Greek Cyprus offers passport to big foreign losers in banks

Greek Cyprus offers passport to big foreign losers in banks

LIMASSOL, Greek Cyprus - Agence France-Presse
Greek Cyprus offers passport to big foreign losers in banks

Greek Cypriot President Nicos Anastasiades (L) talks with Chairman of the Bank of Moscow, Russian Mikhail K. Kuzovlev in this photo. AFP photo

President Nicos Anastasiades said on April 14 that foreigners with bank deposits in Greek Cyprus who lost at least 3 million euros ($3.9 million) under an EU bailout for the island would be given passports.

“Non-resident investors who held deposits prior” to the bailout and lost “at least 3 million euros will be eligible to apply for Cypriot citizenship,” which brings with it an EU passport, Anastasiades said.

“We believe that a number of measures to be adopted could on the one hand mitigate to some extent the damage the Russian business community has endured,” he told a Russian business conference in the coastal resort of Limassol.

He said the measures, primarily affecting Russians, would be approved at a two-day cabinet meeting that started yesterday. “These decisions will be deployed in a fast-track manner and other measures, currently under consideration,” said the president, whose country sealed an EU bailout last month to rescue it from bankruptcy.

Most of the money being raised by Greek Cyprus to qualify for the bailout is to come from a hit of as much as 60 percent on more on deposits above 100,000 euros at the Mediterranean country’s two largest banks.

Russians have billions of euros in deposits parked in Greek Cyprus, with estimates ranging from 5-31 billion euros. Moscow was angered when it emerged they would lose part of their money under “haircuts” demanded in return for an EU bailout.

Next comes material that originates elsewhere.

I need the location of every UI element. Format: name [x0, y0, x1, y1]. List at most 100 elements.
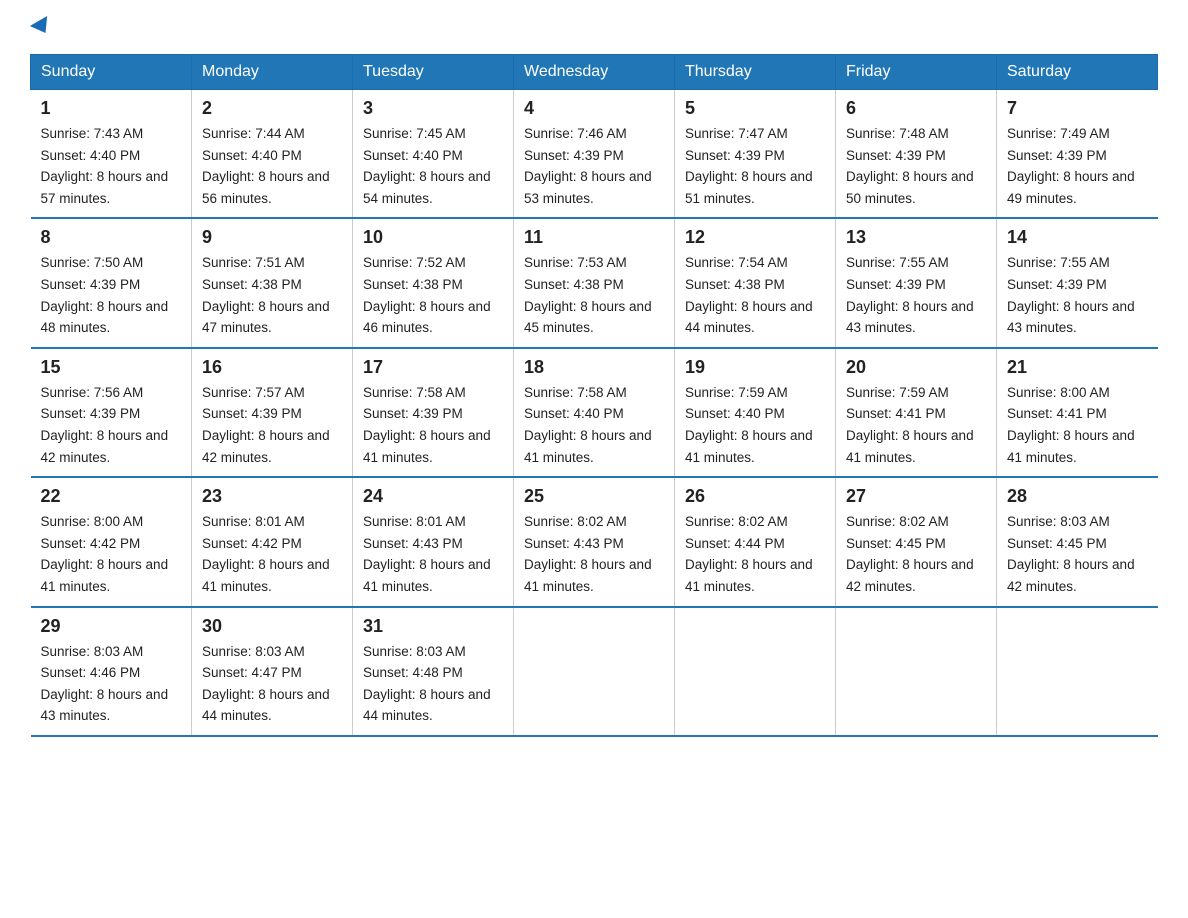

“I wholly acknowledge and share their understandable bitterness and apprehension caused by the coercive manner with which the Eurogroup agreement was imposed on my government,” Anastasiades said of the Russian business community.

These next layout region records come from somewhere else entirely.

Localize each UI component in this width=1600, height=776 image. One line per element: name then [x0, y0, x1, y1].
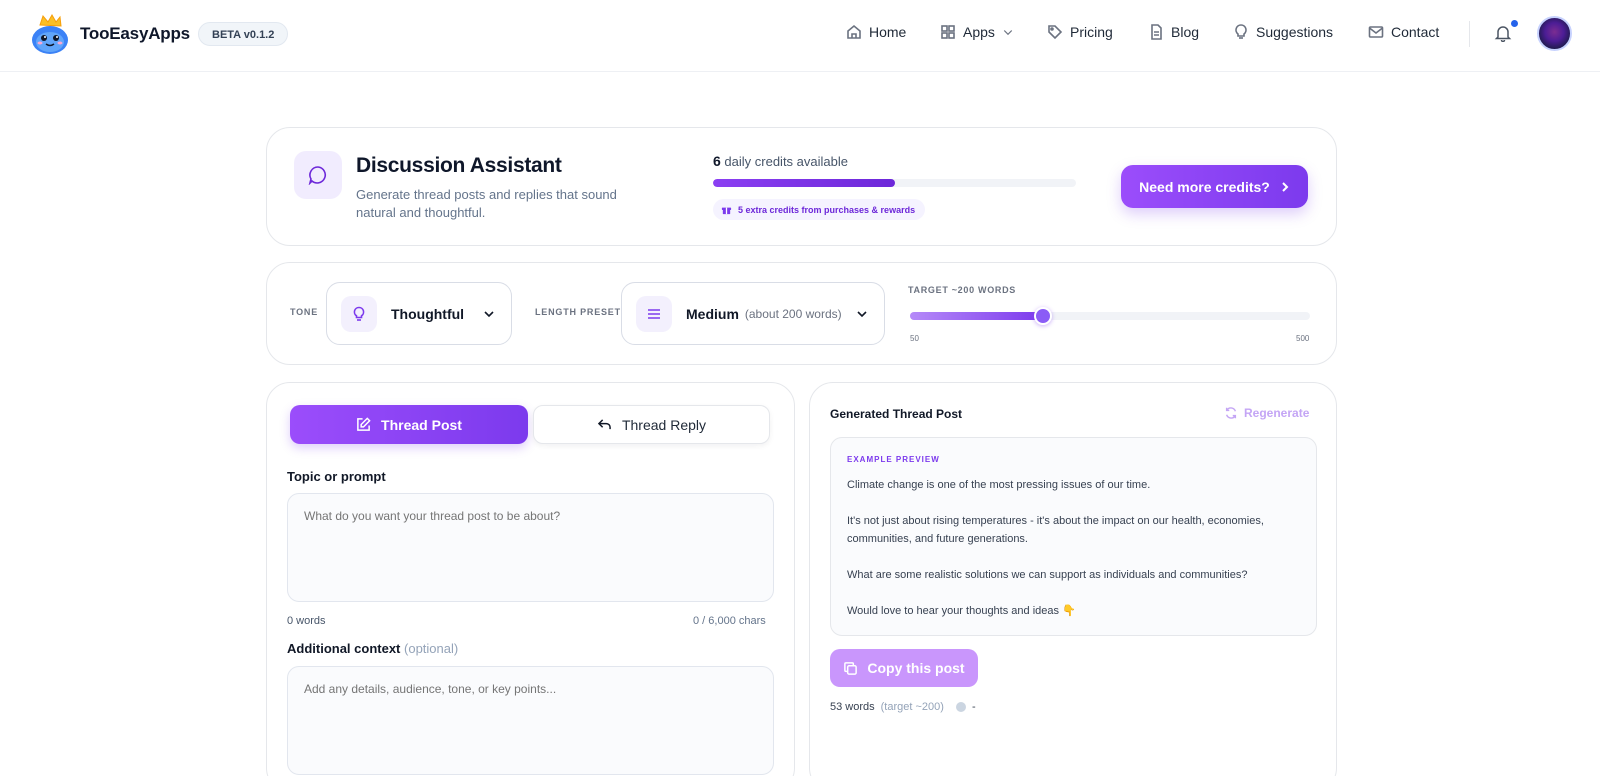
word-count: 0 words — [287, 615, 326, 627]
example-preview-tag: EXAMPLE PREVIEW — [847, 455, 940, 464]
notification-indicator — [1511, 20, 1518, 27]
tag-icon — [1048, 25, 1063, 40]
tone-value: Thoughtful — [391, 305, 465, 322]
tool-icon-tile — [294, 151, 342, 199]
gift-icon — [721, 207, 732, 215]
nav-home-label: Home — [869, 24, 907, 40]
credits-progress-bar — [713, 179, 1076, 187]
edit-icon — [357, 417, 371, 431]
length-preset-label: LENGTH PRESET — [535, 307, 621, 317]
slider-max-label: 500 — [1296, 334, 1310, 343]
nav-blog[interactable]: Blog — [1148, 24, 1199, 40]
nav-pricing-label: Pricing — [1070, 24, 1113, 40]
length-preset-select[interactable]: Medium (about 200 words) — [621, 282, 885, 345]
copy-post-button[interactable]: Copy this post — [830, 649, 978, 687]
chevron-down-icon — [857, 311, 867, 318]
topic-label: Topic or prompt — [287, 469, 386, 484]
copy-post-label: Copy this post — [867, 660, 965, 676]
nav-home[interactable]: Home — [846, 24, 906, 40]
document-icon — [1151, 24, 1162, 40]
target-words-label: TARGET ~200 WORDS — [908, 285, 1016, 295]
lightbulb-icon — [353, 306, 365, 321]
preview-line: What are some realistic solutions we can… — [847, 569, 1248, 581]
context-label: Additional context (optional) — [287, 641, 458, 656]
tab-thread-reply-label: Thread Reply — [621, 416, 707, 433]
output-word-target: (target ~200) — [880, 701, 944, 713]
credits-progress-fill — [713, 179, 895, 187]
refresh-icon — [1225, 407, 1237, 419]
preview-line: Would love to hear your thoughts and ide… — [847, 605, 1076, 617]
chevron-down-icon — [484, 311, 494, 318]
credits-count: 6 — [713, 153, 721, 169]
reply-arrow-icon — [597, 419, 611, 430]
tone-label: TONE — [290, 307, 319, 317]
output-word-status: 53 words (target ~200) - — [830, 701, 976, 713]
word-target-slider[interactable] — [910, 307, 1310, 325]
grid-icon — [941, 25, 955, 39]
nav-blog-label: Blog — [1171, 24, 1200, 40]
regenerate-label: Regenerate — [1244, 406, 1310, 420]
context-optional-hint: (optional) — [404, 641, 459, 656]
lines-icon — [648, 308, 660, 319]
regenerate-button[interactable]: Regenerate — [1224, 406, 1309, 420]
slider-fill — [910, 312, 1044, 320]
preview-line: Climate change is one of the most pressi… — [847, 479, 1151, 491]
slider-min-label: 50 — [910, 334, 919, 343]
status-dash: - — [971, 701, 976, 713]
nav-suggestions-label: Suggestions — [1256, 24, 1334, 40]
nav-contact-label: Contact — [1391, 24, 1440, 40]
home-icon — [847, 24, 861, 39]
lightbulb-icon — [1235, 24, 1247, 39]
credits-label: daily credits available — [724, 154, 848, 169]
post-preview-box: EXAMPLE PREVIEW Climate change is one of… — [830, 437, 1317, 636]
nav-contact[interactable]: Contact — [1368, 24, 1439, 40]
tab-thread-reply[interactable]: Thread Reply — [533, 405, 770, 444]
char-count: 0 / 6,000 chars — [693, 615, 766, 627]
extra-credits-badge: 5 extra credits from purchases & rewards — [713, 199, 926, 220]
status-dot — [955, 702, 966, 712]
chat-bubble-icon — [308, 166, 327, 185]
nav-apps-label: Apps — [963, 24, 995, 40]
tone-icon-tile — [341, 295, 377, 332]
beta-version-badge: BETA v0.1.2 — [198, 22, 289, 46]
app-logo[interactable] — [30, 13, 70, 55]
topic-input[interactable] — [287, 493, 774, 602]
length-preset-hint: (about 200 words) — [744, 306, 842, 321]
context-input[interactable] — [287, 666, 774, 775]
need-more-credits-button[interactable]: Need more credits? — [1121, 165, 1308, 208]
top-navigation-bar: TooEasyApps BETA v0.1.2 Home Apps Pricin… — [0, 0, 1600, 72]
length-preset-value: Medium — [686, 305, 739, 322]
credits-summary: 6 daily credits available — [713, 153, 848, 169]
chevron-right-icon — [1282, 181, 1289, 192]
tab-thread-post-label: Thread Post — [381, 416, 462, 433]
generated-post-title: Generated Thread Post — [830, 407, 963, 421]
brand-name[interactable]: TooEasyApps — [80, 24, 190, 44]
nav-suggestions[interactable]: Suggestions — [1233, 24, 1333, 40]
tool-subtitle: Generate thread posts and replies that s… — [356, 187, 617, 220]
notification-bell-icon[interactable] — [1494, 24, 1512, 42]
nav-pricing[interactable]: Pricing — [1047, 24, 1113, 40]
tool-title: Discussion Assistant — [356, 154, 562, 177]
tab-thread-post[interactable]: Thread Post — [290, 405, 528, 444]
chevron-down-icon — [1003, 30, 1013, 36]
extra-credits-text: 5 extra credits from purchases & rewards — [738, 204, 916, 215]
context-label-text: Additional context — [287, 641, 401, 656]
length-icon-tile — [636, 295, 672, 332]
header-divider — [1469, 21, 1470, 47]
mode-tabs: Thread Post Thread Reply — [290, 405, 770, 444]
tone-select[interactable]: Thoughtful — [326, 282, 512, 345]
mail-icon — [1368, 26, 1384, 38]
preview-line: It's not just about rising temperatures … — [847, 515, 1264, 545]
output-word-count: 53 words — [830, 701, 875, 713]
nav-apps[interactable]: Apps — [940, 24, 1014, 40]
copy-icon — [844, 661, 858, 675]
need-more-credits-label: Need more credits? — [1139, 178, 1270, 195]
user-avatar[interactable] — [1537, 16, 1572, 51]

The government is also “examining various scenarios which could permit the compensation of part of the losses which shareholders of banks, holders of debt securities and depositors have suffered,” he said, without elaborating.

Advantages of EU passport

Russians at the conference pointed to the obvious advantages of having a European Union passport, but some were left unconvinced.

“It’s true that for a Russian national having a Cyprus passport is a good thing because Cyprus is part of Europe,” Vasily Novikov, a Greek Cyprus-based Russian entrepreneur.

Turning to the hydrocarbon reserves discovered off southern Greek Cyprus, Anastasiades invited Russian energy firms to take part in development of the fields on which his country is pinning its economic recovery hopes.

“My government is determined to swiftly proceed and implement all the necessary steps in order to realise the significant potential for Cyprus to become the eastern Mediterranean’s energy hub,” he said. “I therefore urge more companies from the Russia Federation involved in the oil and gas industry to demonstrate interest in getting involved and exploiting the great prospects of Cyprus’s energy sector.” He voiced confidence that Russian-Greek Cypriot business links would remain strong.

“Cyprus will remain a reliable partner to all those entrepreneurs and investors interested in international expansion and will retain its position as a significant international investment hub for Russian and Greek Cypriot business,” Anastasiades said.